Ardente ivresse du baiser ! ô vertige, ô volupté !
La chair de l'amante a parlé : elle appelle son maître...


LOUISE

A toi tout mon être !


JULIEN

Ton cher corps me désire ?


LOUISE

Je veux du plaisir !


JULIEN

Prends-moi !


LOUISE

Ah !
Jadis tu pris la vierge aimante toute naïve en son printemps,
Mais aujourd'hui, l'amante-femme veut à son tour prendre l'Amant !
Viens ! ô mon poète !
Beau chevalier,
Ah ! sois ma conquête...
Fais moi mourir sous tes baisers !


JULIEN

Ah ! bien aimée !
Prends ton poète !
Ah ! emporte ta conquête...
Fais-moi mourir sous tes baisers !


LOUISE

(pâmée)
C'est le paradis !


JULIEN

Non, c'est la vie !..


LOUISE

C'est une féerie...


JULIEN

Non, c'est la vie, l'éternelle, la toute-puissante vie !

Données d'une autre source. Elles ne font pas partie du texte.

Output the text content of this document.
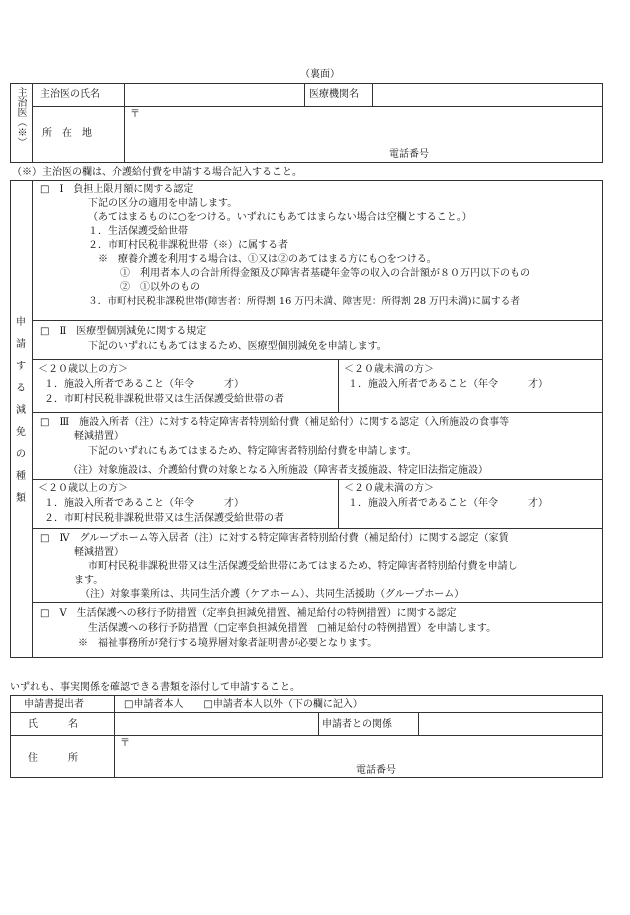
（裏面）
主治医（※） 主治医の氏名	医療機関名
所　在　地
〒
電話番号
（※）主治医の欄は、介護給付費を申請する場合記入すること。
申
請
す
る
減
免
の
種
類
□　Ⅰ　負担上限月額に関する認定
下記の区分の適用を申請します。
（あてはまるものに○をつける。いずれにもあてはまらない場合は空欄とすること。）
１．生活保護受給世帯
２．市町村民税非課税世帯（※）に属する者
※　療養介護を利用する場合は、①又は②のあてはまる方にも○をつける。
①　利用者本人の合計所得金額及び障害者基礎年金等の収入の合計額が８０万円以下のもの
②　①以外のもの
３．市町村民税非課税世帯(障害者：所得割 16 万円未満、障害児：所得割 28 万円未満)に属する者
□　Ⅱ　医療型個別減免に関する規定
下記のいずれにもあてはまるため、医療型個別減免を申請します。
＜２０歳以上の方＞
１．施設入所者であること（年令　　　才）
２．市町村民税非課税世帯又は生活保護受給世帯の者
＜２０歳未満の方＞
１．施設入所者であること（年令　　　才）
□　Ⅲ　施設入所者（注）に対する特定障害者特別給付費（補足給付）に関する認定（入所施設の食事等
軽減措置）
下記のいずれにもあてはまるため、特定障害者特別給付費を申請します。
（注）対象施設は、介護給付費の対象となる入所施設（障害者支援施設、特定旧法指定施設）
＜２０歳以上の方＞
１．施設入所者であること（年令　　　才）
２．市町村民税非課税世帯又は生活保護受給世帯の者
＜２０歳未満の方＞
１．施設入所者であること（年令　　　才）
□　Ⅳ　グループホーム等入居者（注）に対する特定障害者特別給付費（補足給付）に関する認定（家賃
軽減措置）
市町村民税非課税世帯又は生活保護受給世帯にあてはまるため、特定障害者特別給付費を申請し
ます。
（注）対象事業所は、共同生活介護（ケアホーム）、共同生活援助（グループホーム）
□　Ⅴ　生活保護への移行予防措置（定率負担減免措置、補足給付の特例措置）に関する認定
生活保護への移行予防措置（□定率負担減免措置　□補足給付の特例措置）を申請します。
※　福祉事務所が発行する境界層対象者証明書が必要となります。
いずれも、事実関係を確認できる書類を添付して申請すること。
申請書提出者	□申請者本人　　□申請者本人以外（下の欄に記入）
氏　　　名	申請者との関係
住　　　所
〒
電話番号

Appels lointains de trompettes. Les deux amants se dirigent vers la maison. Indifférente à tout ce qui les entoure, les yeux dans les yeux, les lèvres appelant les lèvres, ils montent lentement le perron. Au loin, bouquet de feu d'artifice. D'un geste passionné, Louise entraîne Julien dans la maison. Après un dernier regard vers la ville, ils disparaissent. Tambours lointains.